South-Doyle Students Catapult Into EngineeringPosted by Josh Flory on 10/4/2018
The catapults ranged in size from mousetrap-tiny to human-sized, but the engineering lessons loomed large at South-Doyle Middle School on Thursday.
Chip Strickland led South-Doyle students in an outdoor Science Olympiad and Enrichment class aimed at highlighting the engineering process. To that end, each student had constructed a catapult and got to shoot a marble or golf ball three times.
The point, according to Strickland, wasn’t so much the invention itself, as teaching students how to improve their inventions.
“When you have a problem, you build a prototype, you test it, if it doesn’t work you go back to … the drawing board and say, ‘Okay, what went wrong, what went right?’” Strickland said. “And they go through that process again to see if they can actually improve.”
Cody Collette, a 7th grader, launched the farthest-flying marble in the “tiny” category, using a catapult made of a mousetrap, popsicle sticks, electrical tape and hot glue. He worked on the project with his father, and said it took about four hours from start to finish.
Max Hull, an 8th grader, made a catapult that stood more than six feet tall, using lumber salvaged from their old pool deck.

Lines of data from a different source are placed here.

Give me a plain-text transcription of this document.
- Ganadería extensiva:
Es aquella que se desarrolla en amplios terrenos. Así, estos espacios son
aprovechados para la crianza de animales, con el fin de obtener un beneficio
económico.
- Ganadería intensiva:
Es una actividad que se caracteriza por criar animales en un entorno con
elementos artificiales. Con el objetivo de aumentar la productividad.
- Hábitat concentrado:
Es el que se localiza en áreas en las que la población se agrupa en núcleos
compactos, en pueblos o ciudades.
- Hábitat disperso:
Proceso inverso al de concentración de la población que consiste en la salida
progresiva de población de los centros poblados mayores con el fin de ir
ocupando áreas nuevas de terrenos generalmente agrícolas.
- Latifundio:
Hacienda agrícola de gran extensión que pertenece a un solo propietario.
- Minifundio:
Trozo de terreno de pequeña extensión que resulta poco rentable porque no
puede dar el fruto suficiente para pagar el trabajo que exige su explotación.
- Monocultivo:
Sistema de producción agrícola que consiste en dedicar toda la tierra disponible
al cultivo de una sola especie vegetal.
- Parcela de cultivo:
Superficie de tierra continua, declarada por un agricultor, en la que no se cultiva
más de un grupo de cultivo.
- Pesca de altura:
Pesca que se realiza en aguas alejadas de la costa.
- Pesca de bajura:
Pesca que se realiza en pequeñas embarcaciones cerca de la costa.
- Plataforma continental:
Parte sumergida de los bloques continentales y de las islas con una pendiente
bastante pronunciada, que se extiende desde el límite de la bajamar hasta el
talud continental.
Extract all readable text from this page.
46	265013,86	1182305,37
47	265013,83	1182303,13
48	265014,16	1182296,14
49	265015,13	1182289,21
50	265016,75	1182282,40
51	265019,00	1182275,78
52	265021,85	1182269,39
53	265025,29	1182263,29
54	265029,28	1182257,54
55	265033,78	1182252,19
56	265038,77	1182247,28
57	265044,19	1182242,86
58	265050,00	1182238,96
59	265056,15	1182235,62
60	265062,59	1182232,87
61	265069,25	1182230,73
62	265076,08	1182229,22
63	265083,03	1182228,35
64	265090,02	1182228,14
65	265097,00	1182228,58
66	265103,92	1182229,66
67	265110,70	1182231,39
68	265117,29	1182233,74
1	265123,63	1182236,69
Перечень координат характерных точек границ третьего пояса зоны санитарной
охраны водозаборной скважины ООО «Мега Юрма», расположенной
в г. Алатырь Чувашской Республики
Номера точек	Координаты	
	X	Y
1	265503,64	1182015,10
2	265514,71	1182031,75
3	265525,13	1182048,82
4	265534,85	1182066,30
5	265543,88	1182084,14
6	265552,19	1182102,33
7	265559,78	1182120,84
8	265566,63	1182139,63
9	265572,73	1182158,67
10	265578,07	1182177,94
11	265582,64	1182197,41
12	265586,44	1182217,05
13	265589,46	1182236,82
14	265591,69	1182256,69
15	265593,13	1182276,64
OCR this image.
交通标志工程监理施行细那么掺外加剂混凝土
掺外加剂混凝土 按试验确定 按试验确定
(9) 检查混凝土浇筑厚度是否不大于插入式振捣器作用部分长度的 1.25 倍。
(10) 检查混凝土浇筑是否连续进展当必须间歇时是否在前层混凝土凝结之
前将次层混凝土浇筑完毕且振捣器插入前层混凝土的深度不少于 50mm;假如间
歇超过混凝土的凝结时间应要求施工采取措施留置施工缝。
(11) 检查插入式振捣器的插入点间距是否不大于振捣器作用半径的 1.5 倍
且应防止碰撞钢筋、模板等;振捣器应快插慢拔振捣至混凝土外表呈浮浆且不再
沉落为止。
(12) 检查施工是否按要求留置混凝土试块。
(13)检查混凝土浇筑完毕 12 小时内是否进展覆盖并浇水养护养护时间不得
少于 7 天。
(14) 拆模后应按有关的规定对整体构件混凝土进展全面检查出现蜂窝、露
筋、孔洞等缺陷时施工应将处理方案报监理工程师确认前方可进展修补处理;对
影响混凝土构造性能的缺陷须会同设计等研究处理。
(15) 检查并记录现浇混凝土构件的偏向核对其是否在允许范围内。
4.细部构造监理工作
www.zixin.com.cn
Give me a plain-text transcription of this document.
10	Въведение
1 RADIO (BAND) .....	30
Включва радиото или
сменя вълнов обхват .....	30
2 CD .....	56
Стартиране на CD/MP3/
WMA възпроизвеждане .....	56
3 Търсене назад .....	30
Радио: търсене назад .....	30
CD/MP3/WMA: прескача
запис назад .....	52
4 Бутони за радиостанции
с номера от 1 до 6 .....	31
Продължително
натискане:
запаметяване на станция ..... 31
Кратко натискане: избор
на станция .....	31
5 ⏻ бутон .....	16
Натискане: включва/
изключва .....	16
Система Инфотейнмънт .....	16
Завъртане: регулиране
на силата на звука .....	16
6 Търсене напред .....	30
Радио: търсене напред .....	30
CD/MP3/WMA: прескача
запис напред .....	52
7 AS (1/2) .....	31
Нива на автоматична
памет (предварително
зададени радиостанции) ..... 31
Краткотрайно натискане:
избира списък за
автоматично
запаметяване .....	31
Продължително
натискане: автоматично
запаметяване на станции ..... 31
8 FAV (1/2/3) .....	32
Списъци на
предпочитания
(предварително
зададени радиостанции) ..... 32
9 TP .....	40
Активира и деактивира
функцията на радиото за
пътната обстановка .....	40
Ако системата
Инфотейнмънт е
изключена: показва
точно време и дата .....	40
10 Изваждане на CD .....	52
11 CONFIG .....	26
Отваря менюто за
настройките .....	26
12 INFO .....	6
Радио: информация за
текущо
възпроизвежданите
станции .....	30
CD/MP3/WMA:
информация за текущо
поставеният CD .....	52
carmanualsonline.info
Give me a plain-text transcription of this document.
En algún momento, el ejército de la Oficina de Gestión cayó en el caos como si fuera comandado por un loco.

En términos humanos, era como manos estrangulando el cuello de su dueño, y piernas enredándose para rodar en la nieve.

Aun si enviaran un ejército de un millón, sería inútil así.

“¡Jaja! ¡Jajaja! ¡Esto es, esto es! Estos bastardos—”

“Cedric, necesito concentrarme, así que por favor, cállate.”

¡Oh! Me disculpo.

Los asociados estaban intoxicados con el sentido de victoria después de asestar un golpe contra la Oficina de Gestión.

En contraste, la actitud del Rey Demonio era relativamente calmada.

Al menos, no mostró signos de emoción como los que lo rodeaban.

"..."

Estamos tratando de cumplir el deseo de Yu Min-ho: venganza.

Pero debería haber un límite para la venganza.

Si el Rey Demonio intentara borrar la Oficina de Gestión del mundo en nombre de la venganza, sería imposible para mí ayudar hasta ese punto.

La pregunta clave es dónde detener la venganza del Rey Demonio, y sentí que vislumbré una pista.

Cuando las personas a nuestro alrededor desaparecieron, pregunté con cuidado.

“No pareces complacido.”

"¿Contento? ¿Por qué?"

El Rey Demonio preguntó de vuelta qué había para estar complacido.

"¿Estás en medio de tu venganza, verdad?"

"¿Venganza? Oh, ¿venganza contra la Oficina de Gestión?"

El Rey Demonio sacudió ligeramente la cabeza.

During the process of testing, Max said he learned that the arm of his catapult was slowing down at the top of its rotation, mainly because the tension was being released at that point. But his device still managed to fling a golf ball most of the way across a small parking lot, a feat that impressed the classmates who were watching.
Students had two weekends and five days to build and test the catapults at home, and competed within several size categories. They will also give oral or video presentations focused on what they would do differently the next time.
Strickland said he tries to get students to apply what they learn in science classes to application and design in his class, and later in the year they’ll move on to projects including energy transfers, dynamics of flight and rocketry design.